By Sky Tucker
The Scene staff
Anyone remember when I wrote about the parallels between President Donald Trump and Adolf Hitler?
Well, on Jan. 26, the U.S. Department of Justice released more than three million pages of documents from the Jeffrey Epstein investigation. After looking through some of them on my own, I cried for three days straight.
All I could think was, “How can people be so evil?”
Then I joined Project Rectitude, a group created by David Freeborn made up of concerned citizens hellbent on bringing this information to light and holding these monsters accountable.
Aside from Freeborn’s Instagram account (@davidfreeborn), where he posts some of the group’s findings, there are also two YouTube accounts: Project Rectitude and Radio Rectitude.
Unfortunately, the former was shadow-banned after reaching 1,000 subscribers. That’s why the second account was created.
With Project Rectitude, I’ve analyzed 260 files marked “No images produced,” a process complicated by DOJ file deletion and website reshuffling. So far, I’ve found four duplicate sets and 105 unconvertible files.

Additionally, I discovered hidden-camera footage from Epstein’s Palm Beach residence, which Channel 4 News and MSN reported on back in February. It was converted to avi, then cut into thousands of still frames prior to being scattered as pdf files on the DOJ website, making it impossible to view the frames via video-editing software.
To overcome this hurdle, I convert the frames to mp4 on third-party websites, limiting me to 10 files daily before payment is required and significantly slowing my progress.
But I refuse to give up.
Using Ctrl+F, I’m able to track what I’ve already looked at and keep going, as the victims’ stories matter more than a task made tedious by a system that’s meant to protect us.
Stories like EFTA00221037, where an officer described one of Epstein’s victims being instructed to bring girls from her school to him, saying, “the younger the better.” Or the testimony about a 17-year-old girl who was paid $1,000 after Epstein “forcibly entered himself into her” during a massage, found on EFTA00221040.
Or the officer stating that a girl was brought from Yugoslavia to be Epstein’s “sex slave” on a modeling visa, found on EFTA00221039.
Then there’s that 11-minute call on EFTA00143411, where a victim named Sarah described how Alan Dershowitz — the same Dershowitz who helped Epstein get a plea bargain and defended Trump during his first impeachment — sexually assaulted her in Epstein’s mansion.
In a system that values wealth over victims, those connected to Epstein rarely face accountability. Their victims struggle just to be heard.

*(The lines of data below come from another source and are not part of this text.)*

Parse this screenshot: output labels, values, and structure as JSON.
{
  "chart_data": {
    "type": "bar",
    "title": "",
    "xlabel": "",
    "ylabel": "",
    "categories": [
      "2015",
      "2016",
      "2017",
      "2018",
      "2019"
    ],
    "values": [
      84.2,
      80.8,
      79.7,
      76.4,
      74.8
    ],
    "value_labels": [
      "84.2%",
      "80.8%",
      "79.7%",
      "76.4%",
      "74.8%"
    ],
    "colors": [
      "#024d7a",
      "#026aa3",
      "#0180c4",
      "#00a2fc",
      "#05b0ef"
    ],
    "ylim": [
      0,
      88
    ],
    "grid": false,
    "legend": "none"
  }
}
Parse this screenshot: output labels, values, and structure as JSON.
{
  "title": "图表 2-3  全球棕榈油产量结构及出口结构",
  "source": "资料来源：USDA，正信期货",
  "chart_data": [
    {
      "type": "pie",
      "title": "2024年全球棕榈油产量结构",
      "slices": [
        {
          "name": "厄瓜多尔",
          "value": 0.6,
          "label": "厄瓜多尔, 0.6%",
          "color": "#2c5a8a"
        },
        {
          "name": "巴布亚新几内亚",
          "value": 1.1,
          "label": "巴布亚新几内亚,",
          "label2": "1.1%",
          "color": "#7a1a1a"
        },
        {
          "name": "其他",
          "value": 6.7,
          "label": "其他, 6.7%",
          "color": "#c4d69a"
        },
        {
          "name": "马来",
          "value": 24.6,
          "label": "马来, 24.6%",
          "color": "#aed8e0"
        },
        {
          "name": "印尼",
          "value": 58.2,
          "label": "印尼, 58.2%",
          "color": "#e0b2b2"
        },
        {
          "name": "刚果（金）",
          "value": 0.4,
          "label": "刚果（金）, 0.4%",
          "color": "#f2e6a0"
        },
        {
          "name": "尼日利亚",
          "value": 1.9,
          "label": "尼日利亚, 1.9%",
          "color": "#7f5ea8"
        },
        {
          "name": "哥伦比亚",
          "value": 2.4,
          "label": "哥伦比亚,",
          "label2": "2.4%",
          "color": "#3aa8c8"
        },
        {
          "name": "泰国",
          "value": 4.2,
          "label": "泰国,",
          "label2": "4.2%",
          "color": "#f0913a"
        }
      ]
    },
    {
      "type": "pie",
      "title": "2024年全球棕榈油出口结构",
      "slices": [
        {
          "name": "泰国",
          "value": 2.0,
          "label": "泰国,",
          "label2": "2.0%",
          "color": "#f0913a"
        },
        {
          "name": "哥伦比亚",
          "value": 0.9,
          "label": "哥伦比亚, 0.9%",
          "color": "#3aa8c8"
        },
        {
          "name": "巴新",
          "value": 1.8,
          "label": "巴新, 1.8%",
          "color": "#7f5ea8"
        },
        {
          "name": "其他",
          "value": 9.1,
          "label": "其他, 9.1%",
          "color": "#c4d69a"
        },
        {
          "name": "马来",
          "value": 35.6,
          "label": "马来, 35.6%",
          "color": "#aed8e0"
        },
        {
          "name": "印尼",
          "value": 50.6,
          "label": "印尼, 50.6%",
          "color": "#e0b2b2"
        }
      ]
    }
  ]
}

So, when Sarah tells her lawyer, “Those modeling agencies were never investigated,” and that seven years of evidence disappeared, she’s describing a system designed to protect predators. The same way Alfredo Rodriguez, Epstein’s former butler, felt “put on the spot” during a call and cut it short (EFTA00279453), showing how fear keeps people silent.
Even when Rodriguez met with the undercover agent on EFTA00179444, you could still hear the tension.

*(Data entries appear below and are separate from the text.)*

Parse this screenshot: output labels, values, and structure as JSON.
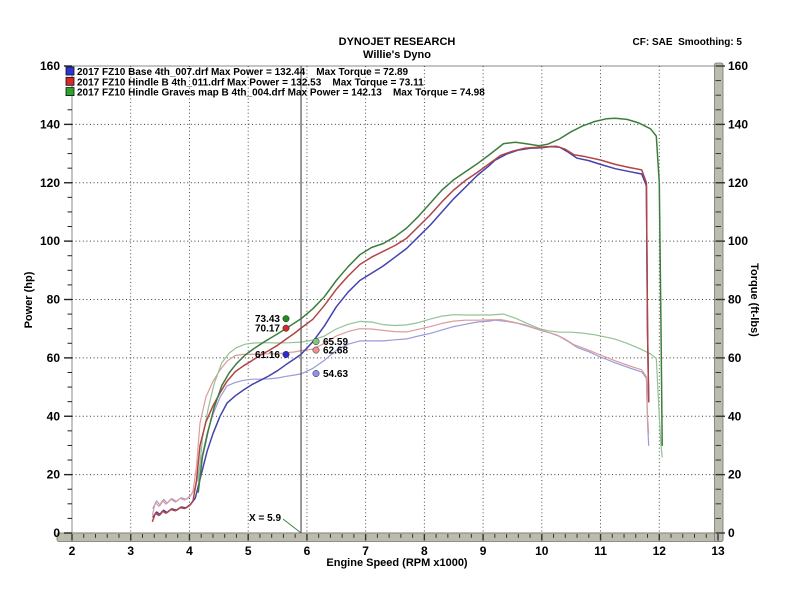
{
  "header": {
    "title": "DYNOJET RESEARCH",
    "subtitle": "Willie's Dyno",
    "correction": "CF: SAE  Smoothing: 5"
  },
  "legend": [
    {
      "label": "2017 FZ10 Base 4th_007.drf Max Power = 132.44    Max Torque = 72.89",
      "color": "#2a35d6"
    },
    {
      "label": "2017 FZ10 Hindle B 4th_011.drf Max Power = 132.53    Max Torque = 73.11",
      "color": "#d62a2a"
    },
    {
      "label": "2017 FZ10 Hindle Graves map B 4th_004.drf Max Power = 142.13    Max Torque = 74.98",
      "color": "#2aa52a"
    }
  ],
  "axes": {
    "x_label": "Engine Speed (RPM x1000)",
    "y_left_label": "Power (hp)",
    "y_right_label": "Torque (ft-lbs)",
    "x_ticks": [
      2,
      3,
      4,
      5,
      6,
      7,
      8,
      9,
      10,
      11,
      12,
      13
    ],
    "y_ticks": [
      0,
      20,
      40,
      60,
      80,
      100,
      120,
      140,
      160
    ]
  },
  "cursor": {
    "label": "X = 5.9",
    "x": 5.9,
    "power_readouts": [
      {
        "value": 73.43,
        "color": "#1e8c1e"
      },
      {
        "value": 70.17,
        "color": "#d62a2a"
      },
      {
        "value": 61.16,
        "color": "#2a2ad6"
      }
    ],
    "torque_readouts": [
      {
        "value": 65.59,
        "color": "#7cc87c"
      },
      {
        "value": 62.68,
        "color": "#f09090"
      },
      {
        "value": 54.63,
        "color": "#9090f0"
      }
    ]
  },
  "chart_data": {
    "type": "line",
    "title": "DYNOJET RESEARCH",
    "subtitle": "Willie's Dyno",
    "xlabel": "Engine Speed (RPM x1000)",
    "ylabel": "Power (hp)",
    "ylabel2": "Torque (ft-lbs)",
    "xlim": [
      2,
      13
    ],
    "ylim": [
      0,
      160
    ],
    "grid": true,
    "legend_position": "top-left",
    "cursor_x": 5.9,
    "runs": [
      {
        "file": "2017 FZ10 Base 4th_007.drf",
        "max_power": 132.44,
        "max_torque": 72.89
      },
      {
        "file": "2017 FZ10 Hindle B 4th_011.drf",
        "max_power": 132.53,
        "max_torque": 73.11
      },
      {
        "file": "2017 FZ10 Hindle Graves map B 4th_004.drf",
        "max_power": 142.13,
        "max_torque": 74.98
      }
    ],
    "series": [
      {
        "id": "base-torque",
        "name": "Base 4th_007 Torque (ft-lbs)",
        "role": "torque",
        "color": "#9a9adc",
        "x": [
          3.38,
          3.44,
          3.5,
          3.56,
          3.62,
          3.7,
          3.78,
          3.86,
          3.94,
          4.02,
          4.1,
          4.2,
          4.3,
          4.4,
          4.52,
          4.64,
          4.78,
          4.92,
          5.06,
          5.2,
          5.35,
          5.5,
          5.65,
          5.78,
          5.9,
          6.1,
          6.3,
          6.5,
          6.7,
          6.9,
          7.1,
          7.3,
          7.5,
          7.7,
          7.9,
          8.1,
          8.3,
          8.5,
          8.7,
          8.9,
          9.1,
          9.2,
          9.4,
          9.6,
          9.8,
          10.0,
          10.15,
          10.3,
          10.45,
          10.6,
          10.8,
          11.0,
          11.25,
          11.5,
          11.7,
          11.78,
          11.8,
          11.82
        ],
        "y": [
          8.5,
          11.0,
          9.5,
          11.5,
          10.2,
          11.8,
          10.8,
          12.1,
          11.5,
          12.8,
          15.4,
          25.0,
          34.2,
          40.6,
          46.5,
          50.4,
          51.6,
          52.3,
          52.7,
          52.7,
          52.8,
          53.1,
          53.7,
          54.1,
          54.5,
          56.4,
          59.2,
          62.6,
          64.7,
          65.8,
          65.8,
          65.8,
          66.2,
          66.5,
          67.5,
          68.4,
          69.6,
          70.7,
          71.5,
          72.3,
          72.6,
          72.9,
          72.5,
          71.8,
          70.6,
          69.3,
          68.5,
          67.4,
          65.6,
          63.6,
          62.1,
          60.3,
          58.3,
          56.5,
          55.2,
          53.0,
          38,
          30
        ]
      },
      {
        "id": "hindle-torque",
        "name": "Hindle B 4th_011 Torque (ft-lbs)",
        "role": "torque",
        "color": "#dc9c9c",
        "x": [
          3.37,
          3.42,
          3.48,
          3.54,
          3.6,
          3.68,
          3.76,
          3.84,
          3.92,
          4.0,
          4.06,
          4.12,
          4.18,
          4.28,
          4.4,
          4.52,
          4.64,
          4.78,
          4.92,
          5.06,
          5.2,
          5.35,
          5.5,
          5.65,
          5.78,
          5.9,
          6.1,
          6.3,
          6.5,
          6.7,
          6.9,
          7.1,
          7.3,
          7.5,
          7.7,
          7.9,
          8.1,
          8.3,
          8.5,
          8.7,
          8.9,
          9.1,
          9.3,
          9.5,
          9.7,
          9.9,
          10.1,
          10.25,
          10.4,
          10.55,
          10.75,
          11.0,
          11.25,
          11.5,
          11.7,
          11.78,
          11.8,
          11.82
        ],
        "y": [
          6.2,
          10.4,
          9.1,
          11.1,
          9.9,
          11.6,
          10.6,
          11.9,
          11.3,
          12.3,
          14.2,
          22.9,
          37.7,
          46.6,
          51.9,
          55.8,
          58.9,
          60.8,
          61.2,
          61.2,
          61.4,
          61.4,
          61.4,
          61.8,
          62.0,
          62.5,
          63.0,
          65.0,
          67.5,
          69.0,
          70.0,
          69.9,
          69.4,
          69.0,
          68.9,
          69.8,
          70.7,
          71.8,
          72.6,
          72.9,
          72.9,
          73.0,
          73.1,
          72.3,
          71.4,
          70.1,
          68.8,
          67.9,
          66.4,
          64.5,
          63.0,
          61.0,
          59.0,
          57.2,
          55.9,
          53.5,
          40,
          34
        ]
      },
      {
        "id": "graves-torque",
        "name": "Hindle Graves map B 4th_004 Torque (ft-lbs)",
        "role": "torque",
        "color": "#94c294",
        "x": [
          4.15,
          4.22,
          4.32,
          4.42,
          4.55,
          4.68,
          4.8,
          4.95,
          5.1,
          5.3,
          5.5,
          5.7,
          5.9,
          6.1,
          6.3,
          6.5,
          6.7,
          6.9,
          7.1,
          7.3,
          7.5,
          7.7,
          7.9,
          8.1,
          8.3,
          8.5,
          8.7,
          8.9,
          9.1,
          9.35,
          9.55,
          9.75,
          9.95,
          10.1,
          10.3,
          10.5,
          10.7,
          10.9,
          11.1,
          11.25,
          11.45,
          11.65,
          11.85,
          11.95,
          12.0,
          12.03,
          12.05
        ],
        "y": [
          17.7,
          32.4,
          42.6,
          51.1,
          58.3,
          61.7,
          63.5,
          64.7,
          65.1,
          65.2,
          65.1,
          65.2,
          65.4,
          66.1,
          67.5,
          69.9,
          71.5,
          72.5,
          72.3,
          71.4,
          71.1,
          71.3,
          72.1,
          73.3,
          74.3,
          74.8,
          74.7,
          74.7,
          74.7,
          75.0,
          73.6,
          71.8,
          70.1,
          69.3,
          68.8,
          68.8,
          68.5,
          67.9,
          67.1,
          66.4,
          65.0,
          63.3,
          61.4,
          59.8,
          40,
          30,
          26
        ]
      },
      {
        "id": "base-power",
        "name": "Base 4th_007 Power (hp)",
        "role": "power",
        "color": "#4343ae",
        "x": [
          3.38,
          3.44,
          3.5,
          3.56,
          3.62,
          3.7,
          3.78,
          3.86,
          3.94,
          4.02,
          4.1,
          4.2,
          4.3,
          4.4,
          4.52,
          4.64,
          4.78,
          4.92,
          5.06,
          5.2,
          5.35,
          5.5,
          5.65,
          5.78,
          5.9,
          6.1,
          6.3,
          6.5,
          6.7,
          6.9,
          7.1,
          7.3,
          7.5,
          7.7,
          7.9,
          8.1,
          8.3,
          8.5,
          8.7,
          8.9,
          9.1,
          9.2,
          9.4,
          9.6,
          9.8,
          10.0,
          10.15,
          10.3,
          10.45,
          10.6,
          10.8,
          11.0,
          11.25,
          11.5,
          11.7,
          11.78,
          11.8,
          11.82
        ],
        "y": [
          5.5,
          7.2,
          6.3,
          7.8,
          7.0,
          8.3,
          7.8,
          8.9,
          8.6,
          9.8,
          12,
          20,
          28,
          34,
          40,
          44.5,
          47,
          49,
          50.8,
          52.2,
          53.8,
          55.6,
          57.8,
          59.5,
          61.2,
          65.5,
          71,
          77.5,
          82.5,
          86.5,
          89,
          91.5,
          94.5,
          97.5,
          101.5,
          105.5,
          110,
          114.5,
          118.5,
          122.5,
          125.8,
          127.7,
          129.8,
          131.2,
          131.8,
          132.0,
          132.4,
          132.2,
          130.5,
          128.4,
          127.6,
          126.3,
          124.8,
          123.8,
          123.0,
          119,
          70,
          45
        ]
      },
      {
        "id": "hindle-power",
        "name": "Hindle B 4th_011 Power (hp)",
        "role": "power",
        "color": "#b34444",
        "x": [
          3.37,
          3.42,
          3.48,
          3.54,
          3.6,
          3.68,
          3.76,
          3.84,
          3.92,
          4.0,
          4.06,
          4.12,
          4.18,
          4.28,
          4.4,
          4.52,
          4.64,
          4.78,
          4.92,
          5.06,
          5.2,
          5.35,
          5.5,
          5.65,
          5.78,
          5.9,
          6.1,
          6.3,
          6.5,
          6.7,
          6.9,
          7.1,
          7.3,
          7.5,
          7.7,
          7.9,
          8.1,
          8.3,
          8.5,
          8.7,
          8.9,
          9.1,
          9.3,
          9.5,
          9.7,
          9.9,
          10.1,
          10.25,
          10.4,
          10.55,
          10.75,
          11.0,
          11.25,
          11.5,
          11.7,
          11.78,
          11.8,
          11.82
        ],
        "y": [
          4.0,
          6.8,
          6.0,
          7.5,
          6.8,
          8.1,
          7.6,
          8.7,
          8.4,
          9.4,
          11,
          18,
          30,
          38,
          43.5,
          48,
          52,
          55.3,
          57.3,
          59,
          60.8,
          62.5,
          64.3,
          66.5,
          68.3,
          70.2,
          73.2,
          78,
          83.5,
          88,
          92,
          94.5,
          96.5,
          98.5,
          101,
          105,
          109,
          113.5,
          117.5,
          120.8,
          123.5,
          126.5,
          129.4,
          130.8,
          131.8,
          132.1,
          132.3,
          132.5,
          131.5,
          129.6,
          128.9,
          127.8,
          126.3,
          125.2,
          124.4,
          120,
          70,
          45
        ]
      },
      {
        "id": "graves-power",
        "name": "Hindle Graves map B 4th_004 Power (hp)",
        "role": "power",
        "color": "#3d7e3d",
        "x": [
          4.15,
          4.22,
          4.32,
          4.42,
          4.55,
          4.68,
          4.8,
          4.95,
          5.1,
          5.3,
          5.5,
          5.7,
          5.9,
          6.1,
          6.3,
          6.5,
          6.7,
          6.9,
          7.1,
          7.3,
          7.5,
          7.7,
          7.9,
          8.1,
          8.3,
          8.5,
          8.7,
          8.9,
          9.1,
          9.35,
          9.55,
          9.75,
          9.95,
          10.1,
          10.3,
          10.5,
          10.7,
          10.9,
          11.1,
          11.25,
          11.45,
          11.65,
          11.85,
          11.95,
          12.0,
          12.03,
          12.05
        ],
        "y": [
          14,
          26,
          35,
          43,
          50.5,
          55,
          58,
          61,
          63.2,
          65.8,
          68.2,
          70.8,
          73.4,
          76.8,
          81,
          86.5,
          91.2,
          95.3,
          97.8,
          99.2,
          101.5,
          104.5,
          108.5,
          113,
          117.5,
          121,
          123.8,
          126.5,
          129.5,
          133.4,
          133.9,
          133.3,
          132.7,
          133.2,
          135,
          137.5,
          139.5,
          141,
          141.9,
          142.1,
          141.7,
          140.5,
          138.5,
          136,
          120,
          70,
          30
        ]
      }
    ]
  }
}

In my October column, I wrote about the Project 2025 Tracker and how we’ve already completed half that authoritarian roadmap (we’re now much further in). And now, we have the Epstein files to remind us that our current corruption didn’t start with Project 2025, but with a wealthy financier who trafficked underage girls because he knew the right people and understood that laws are negotiable when you have enough zeros in your bank account.
And Trump learned from that same system.
When his administration releases Epstein files in batches that shuffle every few hours, making review intentionally difficult, it demonstrates mastery of the same tactics that protected Epstein for years.
Sure, maybe we can’t fix the entire justice system overnight, but we can pay attention and read the files, even when they’re shuffled. We can also ask why some names are investigated or redacted while others aren’t, the same way we can vote for leaders who don’t treat accountability as optional.
We shouldn’t have required the files to see that these men are monsters, but now that they’re out, they prove what we’ve all been trying to say from the get. And we can see that it was never really just one man or a small group. It was a system designed to protect the powerful at everyone else’s expense.
So, how do we fight a system?
Refuse to look away. Take a break and breathe, but come back and keep fighting because while the world may not get easier tomorrow, it doesn’t mean we give up or lose sight of the injustice around us.